Catching his reflection in the glass, she called out in her crisp tones, “My dear boy, where on earth have you been? You know we promised to dine with Julia, and then to go to those tableaux for the benefit of the children in Vienna. She has worked so hard to make them a success that she would never forgive us if we stayed away.”
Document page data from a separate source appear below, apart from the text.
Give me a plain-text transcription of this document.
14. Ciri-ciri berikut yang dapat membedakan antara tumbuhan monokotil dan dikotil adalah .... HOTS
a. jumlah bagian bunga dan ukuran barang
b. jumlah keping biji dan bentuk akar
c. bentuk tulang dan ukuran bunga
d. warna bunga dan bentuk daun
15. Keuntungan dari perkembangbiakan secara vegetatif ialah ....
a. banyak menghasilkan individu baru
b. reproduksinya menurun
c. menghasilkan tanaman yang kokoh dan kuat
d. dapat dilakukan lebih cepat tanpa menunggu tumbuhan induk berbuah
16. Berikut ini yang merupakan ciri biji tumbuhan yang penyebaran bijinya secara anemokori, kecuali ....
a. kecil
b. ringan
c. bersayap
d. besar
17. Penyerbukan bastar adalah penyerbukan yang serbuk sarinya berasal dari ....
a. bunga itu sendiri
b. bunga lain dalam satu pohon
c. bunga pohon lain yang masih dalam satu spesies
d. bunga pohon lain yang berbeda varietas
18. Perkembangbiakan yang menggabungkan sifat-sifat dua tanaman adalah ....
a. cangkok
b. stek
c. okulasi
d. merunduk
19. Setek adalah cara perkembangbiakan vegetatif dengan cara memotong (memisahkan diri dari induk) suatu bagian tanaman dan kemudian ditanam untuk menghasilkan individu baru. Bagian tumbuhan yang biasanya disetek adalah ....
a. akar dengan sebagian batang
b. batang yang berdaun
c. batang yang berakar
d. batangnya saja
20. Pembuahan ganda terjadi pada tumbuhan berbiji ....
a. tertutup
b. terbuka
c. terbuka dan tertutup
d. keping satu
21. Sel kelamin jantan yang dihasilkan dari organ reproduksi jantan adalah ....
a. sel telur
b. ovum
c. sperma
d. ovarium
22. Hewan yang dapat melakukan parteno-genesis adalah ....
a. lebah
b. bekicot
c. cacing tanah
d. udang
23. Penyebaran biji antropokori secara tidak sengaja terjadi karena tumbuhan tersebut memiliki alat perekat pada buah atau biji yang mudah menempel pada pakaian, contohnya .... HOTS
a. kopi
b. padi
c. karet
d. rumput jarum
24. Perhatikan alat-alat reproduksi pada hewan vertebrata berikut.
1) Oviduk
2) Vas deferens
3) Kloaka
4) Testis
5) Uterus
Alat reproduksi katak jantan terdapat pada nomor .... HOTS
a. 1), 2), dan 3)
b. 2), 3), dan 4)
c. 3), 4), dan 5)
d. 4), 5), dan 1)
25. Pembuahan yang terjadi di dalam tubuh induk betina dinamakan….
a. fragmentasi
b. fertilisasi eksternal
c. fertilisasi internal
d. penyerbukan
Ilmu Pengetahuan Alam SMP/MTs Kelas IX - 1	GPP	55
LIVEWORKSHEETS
“Yes, I know. I had forgotten,” he replied. Why was he always forgetting? Then he asked impulsively, while pity burned at white heat within him, “Is Father here? I want to speak to him before we go out.”
“He came in an hour ago,” said Mrs. Culpeper; and as she spoke the mild leonine countenance of Mr. Culpeper, vaguely resembling some playful and domesticated king of beasts, appeared at the door of his dressing-room.
“Do you wish to see me, my boy?” he asked affectionately. “We were just wondering if you had forgotten and stayed at the club.”
“No, I wasn’t at the club. I’ve been looking over the Culpeper estate—a part of it.” Stephen’s voice trembled in spite of the effort he made to keep it impersonal and indifferent. “Father, do you know anything about those old houses beyond Marshall Street?”
It was the peculiar distinction of Mr. Culpeper that, in a community where everybody talked all the time, he had been able to form the habit of silence. While his acquaintances continually vociferated opinions, scandals, experiences, or anecdotes, he remained imperturbably reticent and subdued. All that he responded now to Stephen’s outburst was, “Has anybody offered to buy them?”
“Why, what in the world!” exclaimed Mrs. Culpeper, who was neither reticent nor subdued. From the depths of the mirror her bright brown eyes gazed back at her husband, while she fastened a cameo pin, containing the head of Minerva framed in pearls, in the rose-point on her bosom.
“To buy them?” repeated Stephen. “Why, they are horrors, Father, to live in—crumbling, insanitary horrors! And yet the rent has been doubled in the last two or three years.”
From the mirror his mother’s face looked back at him, so small and clear and delicately tinted that it seemed to him merely an exaggerated copy of the cameo on her bosom, “I hope that means we shall have a little more to live on next year,” she said reflectively, while the expression that Mary Byrd impertinently called her “economic look” appeared in her eyes. “What with the high cost of everything, and the low interest on Liberty Bonds, and the innumerable relief organizations to which one is simply forced to contribute, it has been almost impossible to make two ends meet. Poor Mary Byrd hasn’t been able to give a single party this winter.”